What were your strategies to cope with the impacts of COVID-19 on the teaching-learning process?
Our strategies had to keep in mind the lack of readiness of local teachers and schools to get onto online classes immediately. We realised that online learning and teaching is very different from teaching and learning in the physical classroom.
In order to help students learn seamlessly from physical classrooms to online classrooms, our central expert teachers started conducting classes for all our 800 partner schools and 3 lakh students. Local teachers took on the responsibility of solving doubts, helping students revise, checking homework and taking care of the social-emotional needs of students. This way we could meet the needs of student learning and leverage the unique strengths of central expert teachers and local teachers.
What kind of changes were made at the infrastructure level?
LEAD School provides an integrated tech platform for student learning so we did not have to do a lot of infrastructural change because the back-end was always ready and flexible to adapt to different situations. Students just needed to use their parents’ smartphone to access online classes and their homework, digital books, assessments, and weekend activities. We were able to deliver online classes through the LEAD Parent App and local teachers could also connect to their students through the app interface.
Provide some figures regarding the schools approaching you, pre-Corona and post-Corona.
Almost all our 800 partner schools have moved to LEAD School@Home.
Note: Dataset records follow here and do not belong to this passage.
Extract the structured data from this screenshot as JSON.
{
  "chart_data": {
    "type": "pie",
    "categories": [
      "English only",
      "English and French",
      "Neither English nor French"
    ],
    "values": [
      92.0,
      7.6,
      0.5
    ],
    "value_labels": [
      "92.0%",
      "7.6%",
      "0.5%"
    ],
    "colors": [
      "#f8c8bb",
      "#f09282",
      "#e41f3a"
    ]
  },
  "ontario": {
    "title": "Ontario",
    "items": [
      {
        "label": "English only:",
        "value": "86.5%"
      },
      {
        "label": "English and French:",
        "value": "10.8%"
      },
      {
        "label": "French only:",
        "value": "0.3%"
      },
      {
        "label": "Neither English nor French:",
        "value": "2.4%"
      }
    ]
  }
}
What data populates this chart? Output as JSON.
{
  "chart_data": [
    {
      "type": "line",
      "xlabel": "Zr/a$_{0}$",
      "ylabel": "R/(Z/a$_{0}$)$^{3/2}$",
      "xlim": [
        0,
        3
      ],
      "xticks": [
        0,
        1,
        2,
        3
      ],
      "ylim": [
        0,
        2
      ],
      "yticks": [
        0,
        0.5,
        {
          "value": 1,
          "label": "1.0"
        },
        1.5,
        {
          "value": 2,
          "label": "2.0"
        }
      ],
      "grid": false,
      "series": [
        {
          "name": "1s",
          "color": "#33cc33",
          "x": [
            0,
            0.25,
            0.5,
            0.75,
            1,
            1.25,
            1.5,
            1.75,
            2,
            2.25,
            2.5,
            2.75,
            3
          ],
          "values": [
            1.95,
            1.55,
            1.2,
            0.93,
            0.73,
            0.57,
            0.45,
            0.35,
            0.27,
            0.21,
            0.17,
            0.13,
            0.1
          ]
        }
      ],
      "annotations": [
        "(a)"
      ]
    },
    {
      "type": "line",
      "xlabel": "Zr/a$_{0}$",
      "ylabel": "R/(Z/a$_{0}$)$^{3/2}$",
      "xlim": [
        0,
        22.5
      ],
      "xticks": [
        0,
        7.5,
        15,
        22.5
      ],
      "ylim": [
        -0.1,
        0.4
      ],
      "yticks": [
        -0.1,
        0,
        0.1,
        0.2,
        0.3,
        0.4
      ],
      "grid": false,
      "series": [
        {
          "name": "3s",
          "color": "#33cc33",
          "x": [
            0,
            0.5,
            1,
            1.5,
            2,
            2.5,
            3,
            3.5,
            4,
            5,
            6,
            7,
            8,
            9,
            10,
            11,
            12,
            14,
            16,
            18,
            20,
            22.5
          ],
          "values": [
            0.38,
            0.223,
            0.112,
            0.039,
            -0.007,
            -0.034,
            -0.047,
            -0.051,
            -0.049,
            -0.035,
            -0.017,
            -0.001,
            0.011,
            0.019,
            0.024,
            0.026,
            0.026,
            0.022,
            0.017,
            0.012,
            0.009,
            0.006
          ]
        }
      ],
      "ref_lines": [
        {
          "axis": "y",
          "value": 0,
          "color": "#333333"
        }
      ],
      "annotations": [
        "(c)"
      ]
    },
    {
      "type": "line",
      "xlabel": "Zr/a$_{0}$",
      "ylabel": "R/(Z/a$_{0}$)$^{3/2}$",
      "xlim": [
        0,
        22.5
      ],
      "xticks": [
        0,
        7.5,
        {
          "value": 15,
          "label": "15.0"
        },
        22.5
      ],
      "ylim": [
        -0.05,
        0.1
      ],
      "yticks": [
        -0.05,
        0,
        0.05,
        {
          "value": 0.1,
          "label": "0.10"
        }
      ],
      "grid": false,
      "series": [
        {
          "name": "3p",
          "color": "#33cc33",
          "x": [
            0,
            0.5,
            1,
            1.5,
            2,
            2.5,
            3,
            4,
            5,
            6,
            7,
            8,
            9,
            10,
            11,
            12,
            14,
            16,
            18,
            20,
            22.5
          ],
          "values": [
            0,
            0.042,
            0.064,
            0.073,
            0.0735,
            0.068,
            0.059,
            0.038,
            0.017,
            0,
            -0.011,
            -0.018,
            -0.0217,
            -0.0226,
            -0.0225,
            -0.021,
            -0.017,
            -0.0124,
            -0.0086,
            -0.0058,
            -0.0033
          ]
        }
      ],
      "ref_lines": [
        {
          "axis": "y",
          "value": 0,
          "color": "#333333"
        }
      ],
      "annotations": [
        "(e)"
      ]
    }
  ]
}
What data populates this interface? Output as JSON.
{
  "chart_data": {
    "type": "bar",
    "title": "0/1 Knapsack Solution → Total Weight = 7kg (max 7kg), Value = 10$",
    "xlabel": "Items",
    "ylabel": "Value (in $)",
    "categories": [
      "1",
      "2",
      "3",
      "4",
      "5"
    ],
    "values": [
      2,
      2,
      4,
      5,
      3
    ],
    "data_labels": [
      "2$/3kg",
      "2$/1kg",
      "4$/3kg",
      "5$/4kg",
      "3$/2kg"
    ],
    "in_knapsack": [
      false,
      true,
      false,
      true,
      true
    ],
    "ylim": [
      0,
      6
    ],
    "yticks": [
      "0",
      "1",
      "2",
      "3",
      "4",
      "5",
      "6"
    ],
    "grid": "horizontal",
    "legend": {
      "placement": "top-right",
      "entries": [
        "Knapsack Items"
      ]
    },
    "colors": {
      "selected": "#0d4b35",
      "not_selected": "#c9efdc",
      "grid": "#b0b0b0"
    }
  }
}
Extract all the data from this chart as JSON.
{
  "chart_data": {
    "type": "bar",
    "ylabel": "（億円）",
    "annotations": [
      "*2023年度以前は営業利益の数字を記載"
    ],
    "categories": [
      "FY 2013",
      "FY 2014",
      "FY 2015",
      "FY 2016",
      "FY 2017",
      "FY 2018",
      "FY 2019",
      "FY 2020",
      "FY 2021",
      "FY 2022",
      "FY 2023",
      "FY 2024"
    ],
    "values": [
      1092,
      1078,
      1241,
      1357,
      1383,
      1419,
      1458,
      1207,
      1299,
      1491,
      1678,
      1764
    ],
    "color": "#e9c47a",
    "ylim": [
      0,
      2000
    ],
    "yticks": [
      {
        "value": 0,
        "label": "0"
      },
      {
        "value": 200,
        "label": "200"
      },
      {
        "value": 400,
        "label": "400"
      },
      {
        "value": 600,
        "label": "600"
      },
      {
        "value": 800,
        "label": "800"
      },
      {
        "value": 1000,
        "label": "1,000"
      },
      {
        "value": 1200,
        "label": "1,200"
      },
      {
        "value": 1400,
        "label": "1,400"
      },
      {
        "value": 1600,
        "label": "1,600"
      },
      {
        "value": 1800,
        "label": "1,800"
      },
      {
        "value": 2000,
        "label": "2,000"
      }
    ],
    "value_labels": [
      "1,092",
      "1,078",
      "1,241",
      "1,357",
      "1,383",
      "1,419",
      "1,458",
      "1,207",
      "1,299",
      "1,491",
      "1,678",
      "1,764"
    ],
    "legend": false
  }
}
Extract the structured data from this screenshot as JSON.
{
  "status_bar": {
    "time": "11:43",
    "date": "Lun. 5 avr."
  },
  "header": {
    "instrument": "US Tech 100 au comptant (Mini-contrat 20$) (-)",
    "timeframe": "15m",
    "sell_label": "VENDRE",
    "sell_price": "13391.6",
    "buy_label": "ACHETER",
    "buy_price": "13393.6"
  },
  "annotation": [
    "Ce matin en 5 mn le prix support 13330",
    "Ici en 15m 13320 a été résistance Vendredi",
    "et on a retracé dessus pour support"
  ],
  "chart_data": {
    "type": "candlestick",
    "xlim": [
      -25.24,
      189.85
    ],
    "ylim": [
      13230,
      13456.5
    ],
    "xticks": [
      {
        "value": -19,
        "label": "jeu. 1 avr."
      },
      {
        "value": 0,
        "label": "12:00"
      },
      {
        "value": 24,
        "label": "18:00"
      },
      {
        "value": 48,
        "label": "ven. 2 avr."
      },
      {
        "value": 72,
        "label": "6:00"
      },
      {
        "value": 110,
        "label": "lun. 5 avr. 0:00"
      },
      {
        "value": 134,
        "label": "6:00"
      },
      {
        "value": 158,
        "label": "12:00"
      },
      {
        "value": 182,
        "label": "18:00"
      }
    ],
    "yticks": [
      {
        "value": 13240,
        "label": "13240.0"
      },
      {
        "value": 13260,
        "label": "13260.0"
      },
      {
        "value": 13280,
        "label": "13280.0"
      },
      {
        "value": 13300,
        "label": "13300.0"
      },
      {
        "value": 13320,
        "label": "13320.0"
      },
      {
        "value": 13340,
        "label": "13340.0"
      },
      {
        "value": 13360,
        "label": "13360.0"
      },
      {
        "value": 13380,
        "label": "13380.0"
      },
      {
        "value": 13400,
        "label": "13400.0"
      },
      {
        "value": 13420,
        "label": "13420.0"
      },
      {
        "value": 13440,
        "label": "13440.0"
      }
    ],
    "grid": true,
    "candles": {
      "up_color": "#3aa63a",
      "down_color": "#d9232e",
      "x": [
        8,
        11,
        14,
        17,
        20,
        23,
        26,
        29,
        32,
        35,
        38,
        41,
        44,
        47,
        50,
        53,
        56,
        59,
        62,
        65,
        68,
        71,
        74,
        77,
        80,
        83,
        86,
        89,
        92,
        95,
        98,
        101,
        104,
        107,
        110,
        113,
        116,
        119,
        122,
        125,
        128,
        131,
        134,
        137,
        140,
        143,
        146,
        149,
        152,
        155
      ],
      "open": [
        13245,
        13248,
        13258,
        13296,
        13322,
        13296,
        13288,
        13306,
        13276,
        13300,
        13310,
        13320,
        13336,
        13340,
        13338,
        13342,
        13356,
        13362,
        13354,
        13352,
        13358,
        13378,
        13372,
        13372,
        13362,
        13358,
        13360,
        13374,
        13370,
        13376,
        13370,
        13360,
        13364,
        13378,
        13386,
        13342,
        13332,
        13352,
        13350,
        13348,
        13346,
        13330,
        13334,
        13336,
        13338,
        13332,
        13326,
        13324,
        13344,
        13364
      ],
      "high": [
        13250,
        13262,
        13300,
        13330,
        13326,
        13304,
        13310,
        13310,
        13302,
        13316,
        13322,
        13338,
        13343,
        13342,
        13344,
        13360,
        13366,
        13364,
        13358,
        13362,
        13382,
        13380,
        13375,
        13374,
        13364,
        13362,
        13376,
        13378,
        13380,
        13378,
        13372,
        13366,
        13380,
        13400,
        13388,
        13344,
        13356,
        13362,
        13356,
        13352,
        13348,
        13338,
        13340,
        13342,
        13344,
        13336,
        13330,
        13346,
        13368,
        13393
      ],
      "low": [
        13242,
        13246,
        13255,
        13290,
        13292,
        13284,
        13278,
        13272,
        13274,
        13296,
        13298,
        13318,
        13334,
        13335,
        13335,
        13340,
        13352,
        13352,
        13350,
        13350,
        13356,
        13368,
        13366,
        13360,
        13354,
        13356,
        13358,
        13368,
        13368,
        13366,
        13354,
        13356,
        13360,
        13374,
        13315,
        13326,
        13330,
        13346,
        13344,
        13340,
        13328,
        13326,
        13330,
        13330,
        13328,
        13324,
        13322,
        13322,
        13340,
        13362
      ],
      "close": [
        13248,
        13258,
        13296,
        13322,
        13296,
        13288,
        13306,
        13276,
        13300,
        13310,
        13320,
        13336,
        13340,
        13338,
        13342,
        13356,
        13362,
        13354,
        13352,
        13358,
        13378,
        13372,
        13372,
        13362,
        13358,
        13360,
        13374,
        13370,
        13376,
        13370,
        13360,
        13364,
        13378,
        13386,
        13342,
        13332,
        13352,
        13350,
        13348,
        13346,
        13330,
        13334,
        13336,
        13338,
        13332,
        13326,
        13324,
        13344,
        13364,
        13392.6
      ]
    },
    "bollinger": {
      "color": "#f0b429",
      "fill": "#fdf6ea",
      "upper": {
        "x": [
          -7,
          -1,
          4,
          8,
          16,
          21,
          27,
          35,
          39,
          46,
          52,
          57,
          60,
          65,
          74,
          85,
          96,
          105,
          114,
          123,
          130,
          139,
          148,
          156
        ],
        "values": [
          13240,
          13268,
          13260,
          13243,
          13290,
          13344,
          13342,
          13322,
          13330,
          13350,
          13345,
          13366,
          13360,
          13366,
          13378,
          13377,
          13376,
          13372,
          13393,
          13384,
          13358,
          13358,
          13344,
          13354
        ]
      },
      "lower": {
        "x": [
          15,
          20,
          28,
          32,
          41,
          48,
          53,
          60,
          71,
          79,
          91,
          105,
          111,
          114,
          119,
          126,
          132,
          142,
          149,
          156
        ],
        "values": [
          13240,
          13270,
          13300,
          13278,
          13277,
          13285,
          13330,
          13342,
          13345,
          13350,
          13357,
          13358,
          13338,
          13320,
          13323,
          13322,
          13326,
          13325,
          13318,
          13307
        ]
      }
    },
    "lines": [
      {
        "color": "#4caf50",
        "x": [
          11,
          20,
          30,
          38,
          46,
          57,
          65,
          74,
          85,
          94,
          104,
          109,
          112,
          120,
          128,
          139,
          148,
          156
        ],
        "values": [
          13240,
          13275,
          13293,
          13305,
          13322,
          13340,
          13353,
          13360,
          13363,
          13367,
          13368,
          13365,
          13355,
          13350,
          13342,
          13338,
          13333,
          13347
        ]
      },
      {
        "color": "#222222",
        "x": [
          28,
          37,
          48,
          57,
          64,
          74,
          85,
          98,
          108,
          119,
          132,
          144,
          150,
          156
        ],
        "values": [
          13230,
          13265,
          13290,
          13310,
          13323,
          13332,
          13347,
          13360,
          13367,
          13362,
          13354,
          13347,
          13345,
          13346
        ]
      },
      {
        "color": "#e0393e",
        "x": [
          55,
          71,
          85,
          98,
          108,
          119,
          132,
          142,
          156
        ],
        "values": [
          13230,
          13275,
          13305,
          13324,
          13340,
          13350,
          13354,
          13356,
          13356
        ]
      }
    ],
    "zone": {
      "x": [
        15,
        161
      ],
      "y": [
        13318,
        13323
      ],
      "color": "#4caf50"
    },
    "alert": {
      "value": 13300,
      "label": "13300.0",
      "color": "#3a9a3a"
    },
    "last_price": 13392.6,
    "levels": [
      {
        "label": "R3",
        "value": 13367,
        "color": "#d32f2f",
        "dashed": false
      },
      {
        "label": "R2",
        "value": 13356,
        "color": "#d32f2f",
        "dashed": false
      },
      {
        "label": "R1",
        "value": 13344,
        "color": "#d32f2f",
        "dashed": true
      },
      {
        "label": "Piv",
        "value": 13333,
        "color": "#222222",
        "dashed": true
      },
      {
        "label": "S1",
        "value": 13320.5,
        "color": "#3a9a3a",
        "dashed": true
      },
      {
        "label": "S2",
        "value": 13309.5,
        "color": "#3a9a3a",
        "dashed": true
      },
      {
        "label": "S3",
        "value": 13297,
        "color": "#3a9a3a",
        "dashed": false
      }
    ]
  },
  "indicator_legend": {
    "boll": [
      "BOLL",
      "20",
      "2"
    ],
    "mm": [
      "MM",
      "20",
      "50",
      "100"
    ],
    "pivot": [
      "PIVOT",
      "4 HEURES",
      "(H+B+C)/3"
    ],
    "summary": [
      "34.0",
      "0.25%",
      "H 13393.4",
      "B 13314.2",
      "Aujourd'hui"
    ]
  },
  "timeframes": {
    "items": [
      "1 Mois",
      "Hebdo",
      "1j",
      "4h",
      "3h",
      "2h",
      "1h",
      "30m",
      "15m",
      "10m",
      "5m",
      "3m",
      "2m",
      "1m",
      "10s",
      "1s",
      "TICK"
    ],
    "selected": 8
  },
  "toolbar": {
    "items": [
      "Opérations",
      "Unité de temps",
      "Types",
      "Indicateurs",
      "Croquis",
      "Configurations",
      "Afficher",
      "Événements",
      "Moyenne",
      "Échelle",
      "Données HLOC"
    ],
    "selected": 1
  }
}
In addition, we have had hundreds of schools reaching us to adopt LEAD School@Home because they realise they need a quality online schooling solution to tide over the current situation. Not only that, even when school buildings reopen, schools will still need an online solution because students will take turns to come to school.
What changes do you see coming into the learning pattern post-COVID-19?
Schools and learning will fundamentally change post-COVID-19.
Schools will need to adopt an integrated online-offline strategy which provides seamless learning to students. In order to maintain social distancing norms, only part of a school will attend on any day. The remaining part will need to learn from home. This will require a big technology upgrade in most Indian schools.
Online learning will need to become as good as physical classrooms so that those students who are at home do not feel a disadvantage.
Time-tables and school calendars will also undergo a change to incorporate this online and offline reality.
Teachers will need to become adept in using technology to teach, to maintain contact with students and to personalise instruction to each student.
Do you find yourself prepared to fight with such a situation in the future and ensure continued learning?
LEAD School is leading the change in making schools ready for a post-COVID-19 environment. We have been in active discussions with our partner schools to lay out all possible scenarios. Very soon we will be coming up with a playbook for schools for a post-COVID-19 world which takes care of excellent learning while maintaining social distancing norms and minimising transmission risk.
Do you think online will be the default mode for education in India? Are we ready for this transformation?
Online will not be the default mode for education but it will become an important and integrated component of learning. Part of the school year will be conducted in physical classrooms while the other part will be done online. Instead of seeing learning as divided between offline and online, we need to imagine a world where learning is seamless between online and offline for students.